Anche in provincia solidarietà e manifestazioni per i fatti di Roma: «Attacco fascista, basta indifferenza»
TERAMO. «L'assalto fascista alla sede della Cgil nazionale rappresenta il punto più basso di attacco, non solo alla nostra organizzazione ma anche ai principi e ai valori costituzionali che sono fondanti per noi e per la convivenza di tutta la nostra comunità. È finito il tempo dell’indifferenza»: così la Camera del lavoro della Cgil di Teramo ha chiamato a raccolta i cittadini per manifestare ieri mattina davanti alle sedi teramana e giuliese dopo i fatti di Roma. «Per contrastare questo indegno fenomeno di delinquenza politica che sta facendo correre rischi inimmaginabili alla nostra democrazia, occorre reagire in modo pacifico, ma fermo, convinto, diffuso e determinato», continua la Cgil teramana.

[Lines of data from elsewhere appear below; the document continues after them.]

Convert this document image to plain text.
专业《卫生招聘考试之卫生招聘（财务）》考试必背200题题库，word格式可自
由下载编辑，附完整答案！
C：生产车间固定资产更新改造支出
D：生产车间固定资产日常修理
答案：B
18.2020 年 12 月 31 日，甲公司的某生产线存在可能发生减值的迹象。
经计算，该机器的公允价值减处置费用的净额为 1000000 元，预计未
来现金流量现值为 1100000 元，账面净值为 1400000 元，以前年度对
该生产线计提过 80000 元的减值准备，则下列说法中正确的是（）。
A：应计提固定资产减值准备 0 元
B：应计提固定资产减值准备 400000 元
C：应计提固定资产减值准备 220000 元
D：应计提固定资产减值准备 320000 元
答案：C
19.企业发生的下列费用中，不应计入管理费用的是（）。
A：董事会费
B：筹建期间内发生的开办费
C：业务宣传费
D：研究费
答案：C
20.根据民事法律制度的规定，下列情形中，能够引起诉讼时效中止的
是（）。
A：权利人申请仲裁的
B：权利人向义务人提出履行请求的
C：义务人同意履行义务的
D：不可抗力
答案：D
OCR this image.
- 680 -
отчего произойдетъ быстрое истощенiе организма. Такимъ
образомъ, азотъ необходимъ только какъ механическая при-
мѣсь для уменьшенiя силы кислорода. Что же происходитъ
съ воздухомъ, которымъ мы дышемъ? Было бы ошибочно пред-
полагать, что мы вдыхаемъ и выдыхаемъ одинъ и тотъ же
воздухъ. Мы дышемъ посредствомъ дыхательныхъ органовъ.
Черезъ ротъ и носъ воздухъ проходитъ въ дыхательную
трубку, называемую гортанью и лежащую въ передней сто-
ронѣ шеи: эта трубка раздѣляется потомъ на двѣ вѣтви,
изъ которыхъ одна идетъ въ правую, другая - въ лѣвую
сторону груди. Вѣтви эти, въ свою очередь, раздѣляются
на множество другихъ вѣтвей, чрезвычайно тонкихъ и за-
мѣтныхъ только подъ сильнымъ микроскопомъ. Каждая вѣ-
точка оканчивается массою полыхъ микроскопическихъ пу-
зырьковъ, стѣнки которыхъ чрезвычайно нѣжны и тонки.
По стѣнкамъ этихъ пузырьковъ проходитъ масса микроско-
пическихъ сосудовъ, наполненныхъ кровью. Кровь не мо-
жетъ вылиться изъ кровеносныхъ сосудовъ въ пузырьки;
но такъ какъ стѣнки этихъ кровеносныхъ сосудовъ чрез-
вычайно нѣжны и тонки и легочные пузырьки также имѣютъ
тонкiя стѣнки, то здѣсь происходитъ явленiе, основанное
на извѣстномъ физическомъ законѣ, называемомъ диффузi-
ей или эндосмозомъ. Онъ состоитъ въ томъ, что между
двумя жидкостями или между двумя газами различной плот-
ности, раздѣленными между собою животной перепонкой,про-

Ha preso posizione anche l’Anpi di Teramo: «Nell’esprimere fraterna solidarietà ai compagni della Cgil a seguito del violento attacco squadrista fascista alla sede di Roma, condanna fortemente l’opera messa in atto da Forza Nuova in concomitanza della manifestazione dei No vax e No Green pass. È la constatazione concreta che il neofascismo è cruda realtà e non solo sogni di nostalgici. Una nuova Resistenza ci attende a salvaguardia di quanto conquistato con la lotta Partigiana». Anche il Partito democratico di Teramo è intervenuto per esprimere solidarietà alla Cgil: «Troppe persone, permettendo infiltrazioni fasciste, hanno strumentalizzato l'emergenza sanitaria durante la quale abbiamo pianto migliaia di vittime, convinte che chi si vaccina sia manipolato, lasciando intendere che il Covid sia un complotto, e tutto questo è inaccettabile». (l.t.)